Select auditors that work with you to make your program better! Bonus points if you switch auditors occasionally to get new perspectives. At the end of the day, your organization is responsible for actually being compliant. If an auditor deems you to be compliant when you aren’t, they’re in their own hot water but that does not absolve you of responsibility.

On my company’s attestation of compliance I sign right above the QSA — we both have skin in this game.

Learn from every audit. If you can’t find something to learn from each audit, you’ve gone wrong somewhere. Whether there is a control that can be improved, a process that can be better engineering, or documentation to that can be updated. There is always something to learn to better security or better the process.

Compliance isn’t the enemy

The need to comply with customer, industry, or government requirements is not going away.
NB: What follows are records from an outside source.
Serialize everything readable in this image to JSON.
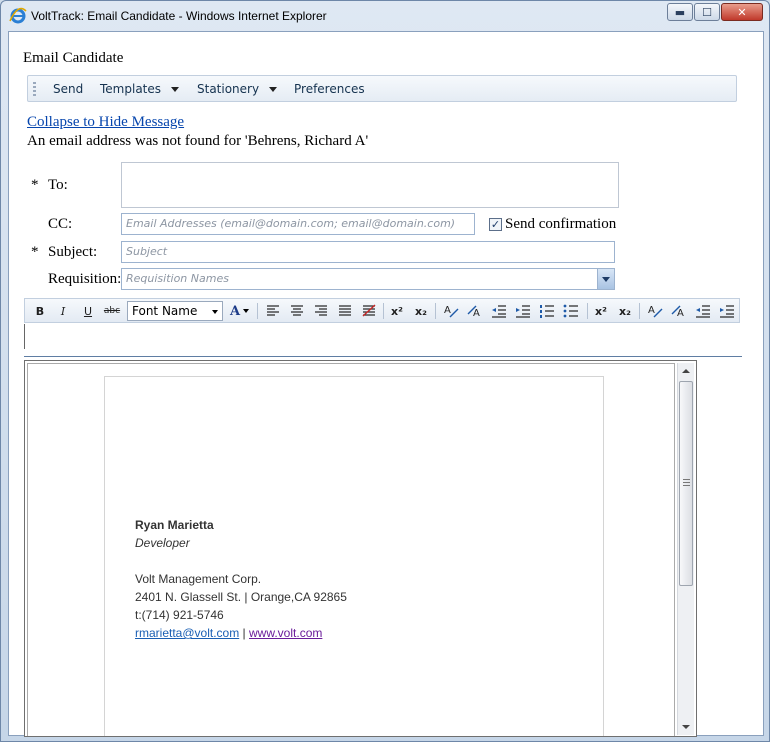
{
  "window": {
    "title": "VoltTrack: Email Candidate - Windows Internet Explorer",
    "minimize_glyph": "▬",
    "maximize_glyph": "☐",
    "close_glyph": "✕"
  },
  "page": {
    "title": "Email Candidate",
    "collapse_link": "Collapse to Hide Message",
    "warning": "An email address was not found for 'Behrens, Richard A'"
  },
  "toolbar": {
    "send": "Send",
    "templates": "Templates",
    "stationery": "Stationery",
    "preferences": "Preferences"
  },
  "form": {
    "required_mark": "*",
    "to_label": "To:",
    "cc_label": "CC:",
    "cc_placeholder": "Email Addresses (email@domain.com; email@domain.com)",
    "send_confirmation_label": "Send confirmation",
    "send_confirmation_checked": true,
    "checkmark": "✓",
    "subject_label": "Subject:",
    "subject_placeholder": "Subject",
    "requisition_label": "Requisition:",
    "requisition_placeholder": "Requisition Names"
  },
  "editor_toolbar": {
    "bold": "B",
    "italic": "I",
    "underline": "U",
    "strike": "abc",
    "font_name": "Font Name",
    "font_color": "A",
    "superscript": "x²",
    "subscript": "x₂"
  },
  "signature": {
    "name": "Ryan Marietta",
    "role": "Developer",
    "company": "Volt Management Corp.",
    "address": "2401 N. Glassell St. | Orange,CA 92865",
    "phone": "t:(714) 921-5746",
    "email": "rmarietta@volt.com",
    "separator": "|",
    "website": "www.volt.com"
  },
  "colors": {
    "link": "#0645ad",
    "accent": "#5f7da3"
  }
}
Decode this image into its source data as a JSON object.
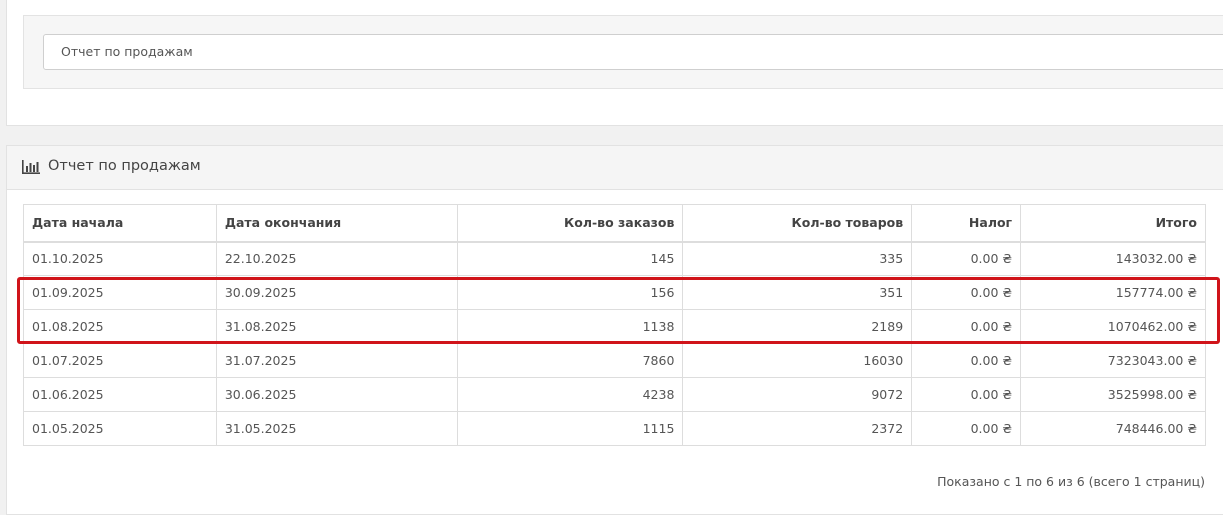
{
  "filter": {
    "report_select": "Отчет по продажам"
  },
  "panel": {
    "title": "Отчет по продажам",
    "icon": "bar-chart-icon"
  },
  "table": {
    "headers": [
      "Дата начала",
      "Дата окончания",
      "Кол-во заказов",
      "Кол-во товаров",
      "Налог",
      "Итого"
    ],
    "rows": [
      [
        "01.10.2025",
        "22.10.2025",
        "145",
        "335",
        "0.00 ₴",
        "143032.00 ₴"
      ],
      [
        "01.09.2025",
        "30.09.2025",
        "156",
        "351",
        "0.00 ₴",
        "157774.00 ₴"
      ],
      [
        "01.08.2025",
        "31.08.2025",
        "1138",
        "2189",
        "0.00 ₴",
        "1070462.00 ₴"
      ],
      [
        "01.07.2025",
        "31.07.2025",
        "7860",
        "16030",
        "0.00 ₴",
        "7323043.00 ₴"
      ],
      [
        "01.06.2025",
        "30.06.2025",
        "4238",
        "9072",
        "0.00 ₴",
        "3525998.00 ₴"
      ],
      [
        "01.05.2025",
        "31.05.2025",
        "1115",
        "2372",
        "0.00 ₴",
        "748446.00 ₴"
      ]
    ]
  },
  "highlight_color": "#d0141a",
  "pagination": {
    "text": "Показано с 1 по 6 из 6 (всего 1 страниц)"
  }
}
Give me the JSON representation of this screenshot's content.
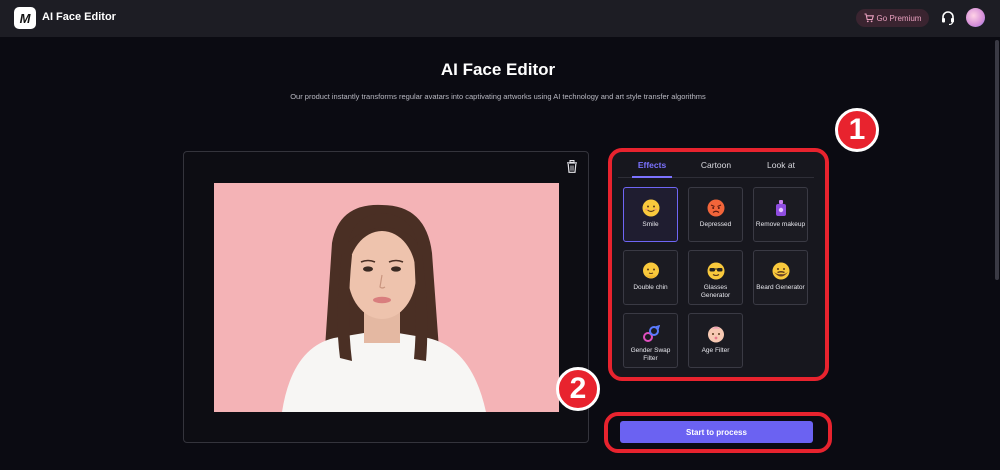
{
  "app": {
    "logo_letter": "M",
    "title": "AI Face Editor"
  },
  "topbar": {
    "premium_label": "Go Premium"
  },
  "main": {
    "title": "AI Face Editor",
    "subtitle": "Our product instantly transforms regular avatars into captivating artworks using AI technology and art style transfer algorithms"
  },
  "tabs": [
    {
      "label": "Effects",
      "active": true
    },
    {
      "label": "Cartoon",
      "active": false
    },
    {
      "label": "Look at",
      "active": false
    }
  ],
  "effects": [
    {
      "label": "Smile",
      "icon": "smile-emoji-icon",
      "selected": true
    },
    {
      "label": "Depressed",
      "icon": "angry-emoji-icon",
      "selected": false
    },
    {
      "label": "Remove makeup",
      "icon": "makeup-bottle-icon",
      "selected": false
    },
    {
      "label": "Double chin",
      "icon": "double-chin-emoji-icon",
      "selected": false
    },
    {
      "label": "Glasses Generator",
      "icon": "sunglasses-emoji-icon",
      "selected": false
    },
    {
      "label": "Beard Generator",
      "icon": "beard-emoji-icon",
      "selected": false
    },
    {
      "label": "Gender Swap Filter",
      "icon": "gender-swap-icon",
      "selected": false
    },
    {
      "label": "Age Filter",
      "icon": "baby-face-icon",
      "selected": false
    }
  ],
  "badges": {
    "first": "1",
    "second": "2"
  },
  "process_label": "Start to process",
  "colors": {
    "accent": "#6b62f2",
    "highlight": "#e8232e",
    "background": "#0b0b12"
  }
}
The standards probably won’t ever be crystal clear. Auditors will always be people with opinions, skepticism, and sometimes laziness. Compliance is a cost of doing business for most organizations. It is up to each to determine how to optimize that cost.

For some organizations, bending the rules or outright cheating will be the path they take — and if it doesn’t work out for them, they’ll pay the current price (which sometimes isn’t enough).

Other organizations will focus on compliance as the driver of their security program. They’ll spend truck loads of money and resources on achieving compliance, but will miss other gaping holes in their security program.

We should strive to be in between these two types of programs. Build a security program that is strong enough for your organization’s threat model, keeping in mind the need to demonstrate compliance, and recognizing that it won’t always be obvious how “security control A” meets “object Z” and that it is on you to frame it for your stakeholders.

Taking the time to engineer the processes and build the narrative is an investment that will pay off with each successful audit.